Para los entusiastas de las teorías sobre el poder global y los círculos de influencia privada, el nombre “Bohemian Grove” resuena con un aire de misterio y exclusividad absoluta. Sin embargo, un nuevo reporte del portal especializado Gizmodo ha sacudido estas nociones al analizar una lista filtrada de los asistentes a su más reciente reunión anual. Lo más sorprendente del documento no es solo quién asistió, sino quiénes decidieron quedarse fuera: los grandes titanes de la tecnología moderna.

Situado en Monte Río, California, el Bohemian Grove es un campamento privado de aproximadamente 1,100 hectáreas que pertenece al Bohemian Club, una organización privada con sede en San Francisco. Durante décadas, este retiro ha sido el escenario de encuentros entre presidentes de Estados Unidos, líderes militares y directores de las corporaciones más poderosas del mundo. Para el lector en México, este lugar es frecuentemente mencionado en documentales y reportajes sobre la “élite global” que toma decisiones tras puertas cerradas, a menudo envuelta en rituales tradicionales que han alimentado leyendas urbanas por más de un siglo.

El reporte de Gizmodo señala que, tras revisar los nombres en la lista de invitados filtrada, existe una desconexión evidente con la era digital actual.

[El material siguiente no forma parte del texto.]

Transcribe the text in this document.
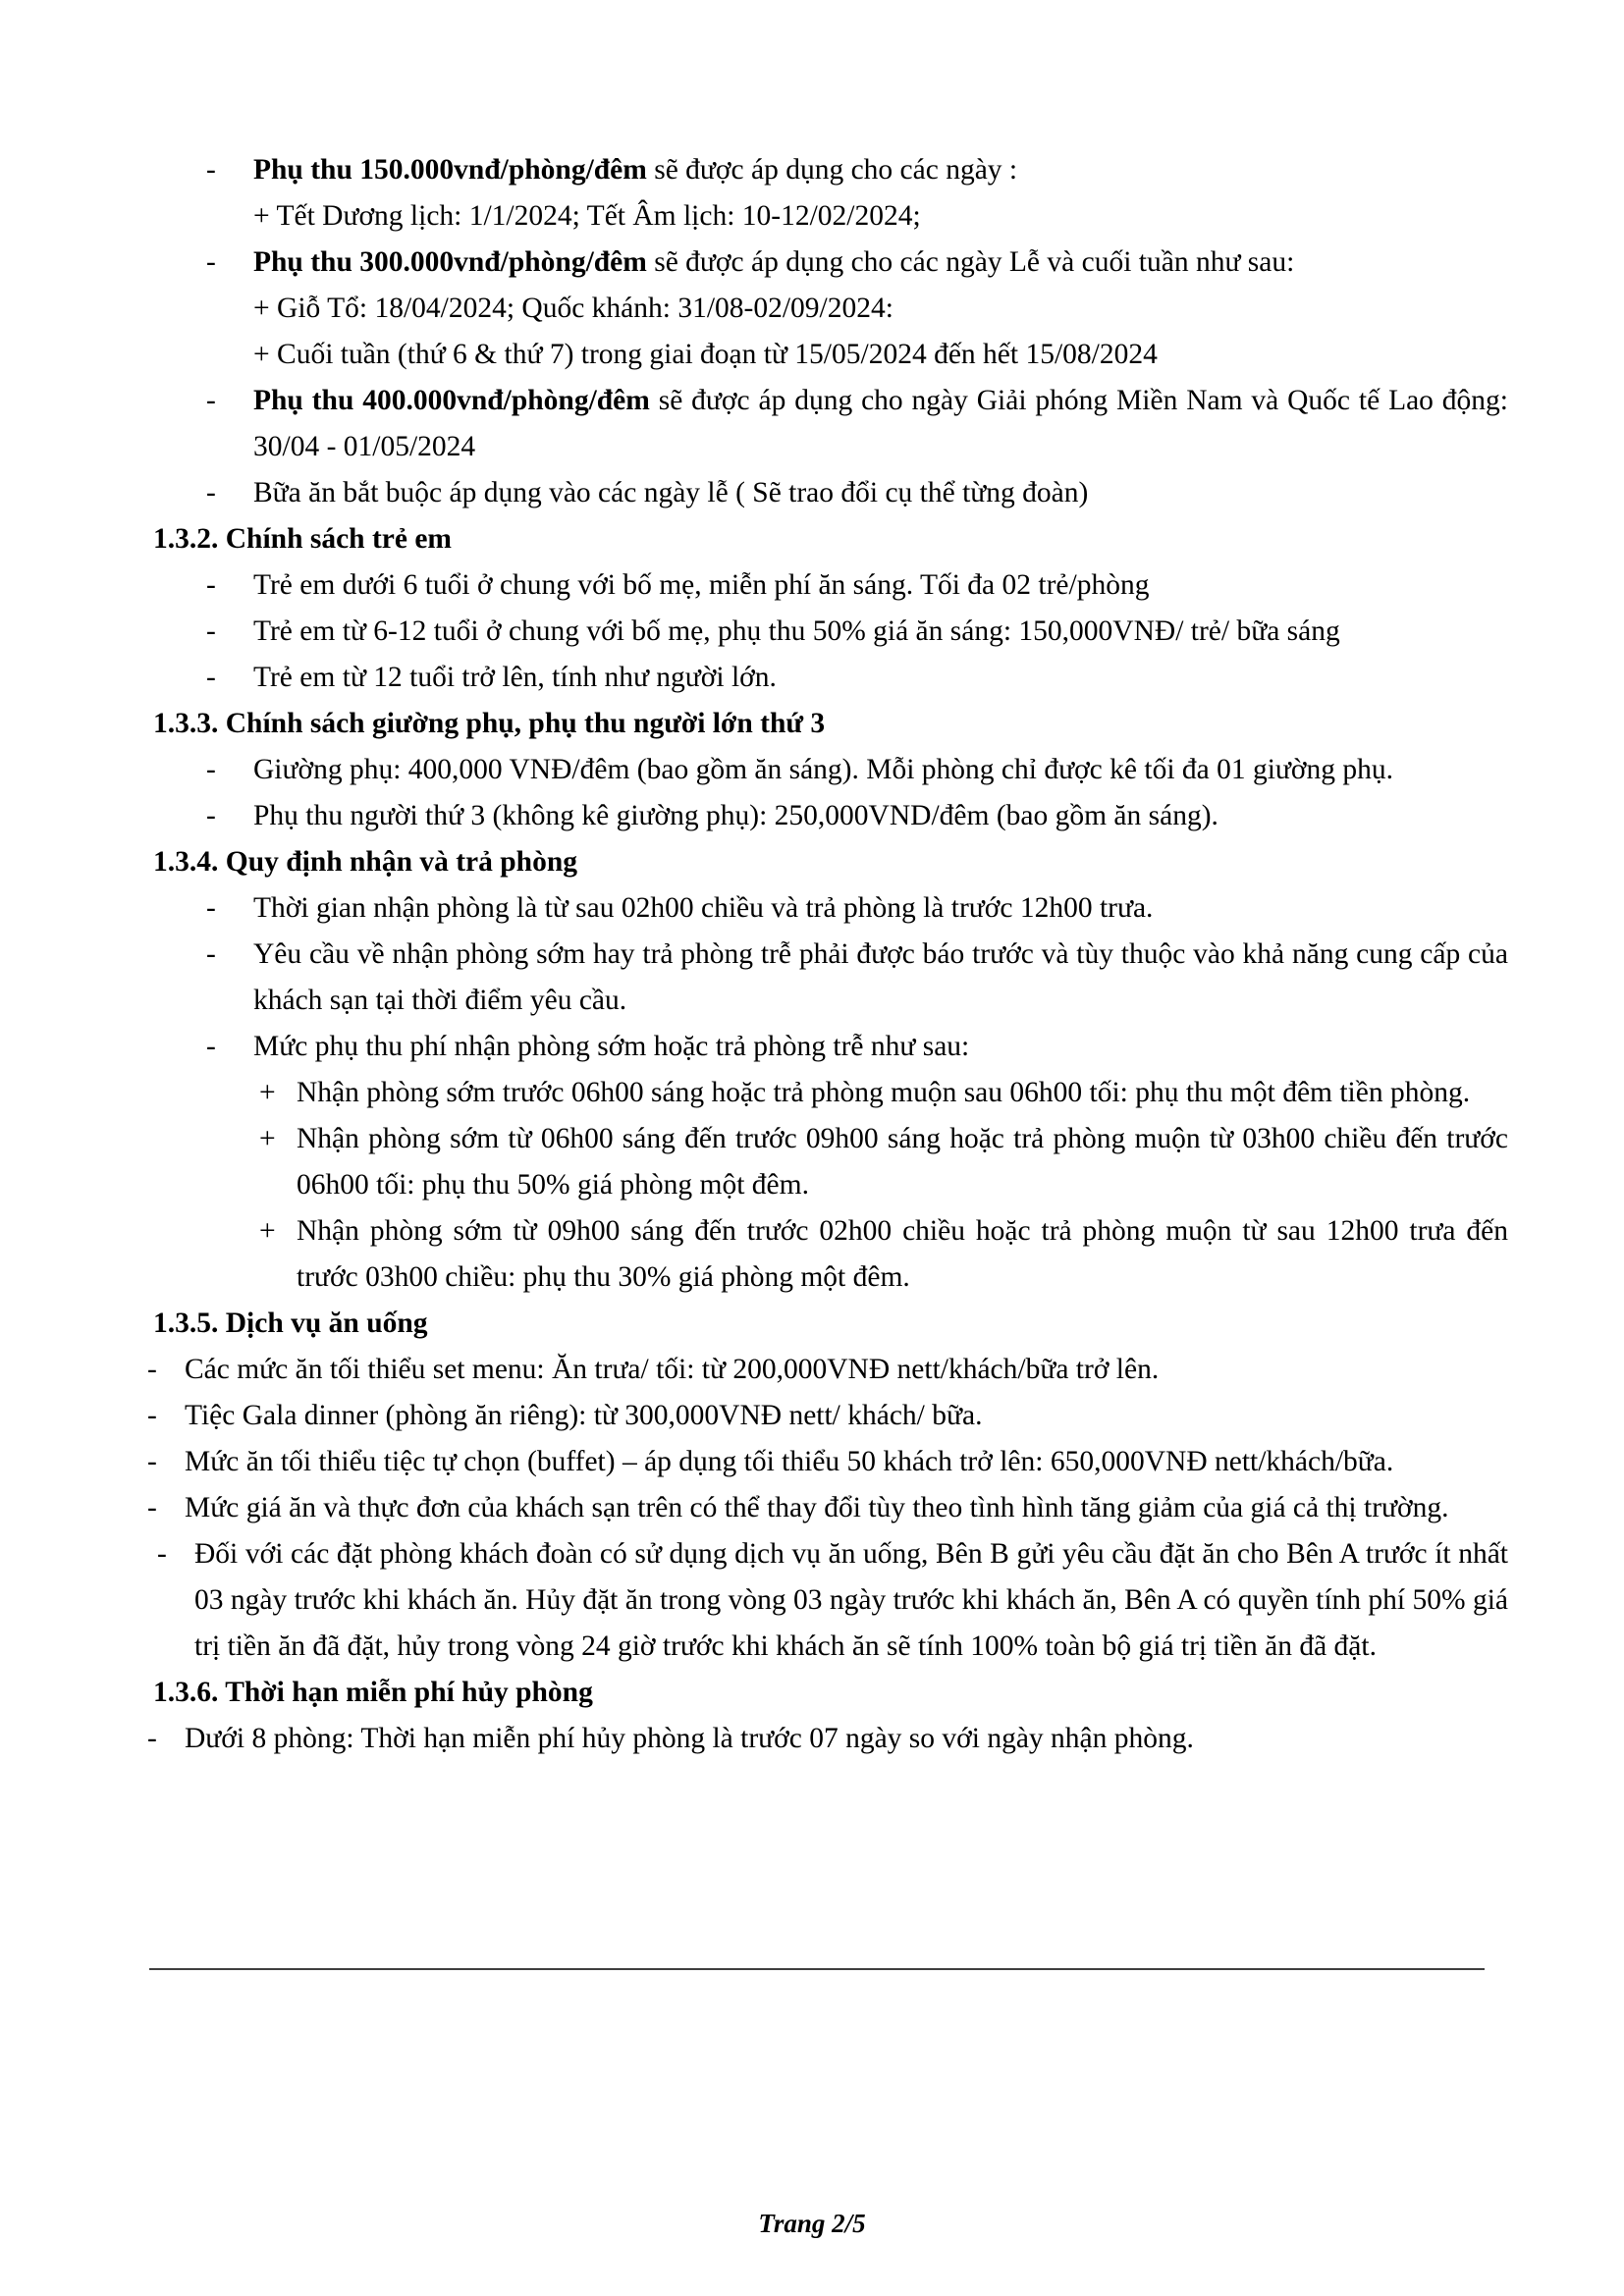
-	Phụ thu 150.000vnđ/phòng/đêm sẽ được áp dụng cho các ngày :
+ Tết Dương lịch: 1/1/2024; Tết Âm lịch: 10-12/02/2024;
-	Phụ thu 300.000vnđ/phòng/đêm sẽ được áp dụng cho các ngày Lễ và cuối tuần như sau:
+ Giỗ Tổ: 18/04/2024; Quốc khánh: 31/08-02/09/2024:
+ Cuối tuần (thứ 6 & thứ 7) trong giai đoạn từ 15/05/2024 đến hết 15/08/2024
-	Phụ thu 400.000vnđ/phòng/đêm sẽ được áp dụng cho ngày Giải phóng Miền Nam và Quốc tế Lao động: 30/04 - 01/05/2024
-	Bữa ăn bắt buộc áp dụng vào các ngày lễ ( Sẽ trao đổi cụ thể từng đoàn)
1.3.2. Chính sách trẻ em
-	Trẻ em dưới 6 tuổi ở chung với bố mẹ, miễn phí ăn sáng. Tối đa 02 trẻ/phòng
-	Trẻ em từ 6-12 tuổi ở chung với bố mẹ, phụ thu 50% giá ăn sáng: 150,000VNĐ/ trẻ/ bữa sáng
-	Trẻ em từ 12 tuổi trở lên, tính như người lớn.
1.3.3. Chính sách giường phụ, phụ thu người lớn thứ 3
-	Giường phụ: 400,000 VNĐ/đêm (bao gồm ăn sáng). Mỗi phòng chỉ được kê tối đa 01 giường phụ.
-	Phụ thu người thứ 3 (không kê giường phụ): 250,000VND/đêm (bao gồm ăn sáng).
1.3.4. Quy định nhận và trả phòng
-	Thời gian nhận phòng là từ sau 02h00 chiều và trả phòng là trước 12h00 trưa.
-	Yêu cầu về nhận phòng sớm hay trả phòng trễ phải được báo trước và tùy thuộc vào khả năng cung cấp của khách sạn tại thời điểm yêu cầu.
-	Mức phụ thu phí nhận phòng sớm hoặc trả phòng trễ như sau:
+ Nhận phòng sớm trước 06h00 sáng hoặc trả phòng muộn sau 06h00 tối: phụ thu một đêm tiền phòng.
+ Nhận phòng sớm từ 06h00 sáng đến trước 09h00 sáng hoặc trả phòng muộn từ 03h00 chiều đến trước 06h00 tối: phụ thu 50% giá phòng một đêm.
+ Nhận phòng sớm từ 09h00 sáng đến trước 02h00 chiều hoặc trả phòng muộn từ sau 12h00 trưa đến trước 03h00 chiều: phụ thu 30% giá phòng một đêm.
1.3.5. Dịch vụ ăn uống
- Các mức ăn tối thiểu set menu: Ăn trưa/ tối: từ 200,000VNĐ nett/khách/bữa trở lên.
- Tiệc Gala dinner (phòng ăn riêng): từ 300,000VNĐ nett/ khách/ bữa.
- Mức ăn tối thiểu tiệc tự chọn (buffet) – áp dụng tối thiểu 50 khách trở lên: 650,000VNĐ nett/khách/bữa.
- Mức giá ăn và thực đơn của khách sạn trên có thể thay đổi tùy theo tình hình tăng giảm của giá cả thị trường.
- Đối với các đặt phòng khách đoàn có sử dụng dịch vụ ăn uống, Bên B gửi yêu cầu đặt ăn cho Bên A trước ít nhất 03 ngày trước khi khách ăn. Hủy đặt ăn trong vòng 03 ngày trước khi khách ăn, Bên A có quyền tính phí 50% giá trị tiền ăn đã đặt, hủy trong vòng 24 giờ trước khi khách ăn sẽ tính 100% toàn bộ giá trị tiền ăn đã đặt.
1.3.6. Thời hạn miễn phí hủy phòng
- Dưới 8 phòng: Thời hạn miễn phí hủy phòng là trước 07 ngày so với ngày nhận phòng.
Trang 2/5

Mientras que en años anteriores se esperaba la presencia de los rostros más visibles de Silicon Valley, esta vez las figuras de mayor peso en la industria tecnológica —aquellos que hoy dominan la inteligencia artificial y las redes sociales— brillan por su ausencia. Esta falta de representación de los “tech titans” sugiere un cambio significativo en la demografía del poder que solía concentrarse en este retiro forestal.

Este vacío resulta intrigante para los analistas de política internacional. En un momento donde el poder geopolítico se desplaza aceleradamente hacia el control de los datos y la infraestructura digital, el hecho de que los líderes de este sector no participen en uno de los foros de networking más antiguos y herméticos de Estados Unidos podría indicar que la nueva guardia de multimillonarios prefiere sus propios espacios de influencia o simplemente considera estos rituales como algo obsoleto.

A pesar de la falta de magnates tecnológicos, la lista sí incluye a varios invitados calificados como “sorprendentes” por el medio, manteniendo el perfil tradicional de políticos de carrera y magnates de industrias extractivas o financieras. La filtración vuelve a poner bajo el reflector la relevancia de estos clubes privados en la toma de decisiones que, eventualmente, tienen repercusiones en la economía y la política exterior, afectando de manera indirecta a países de la región como México.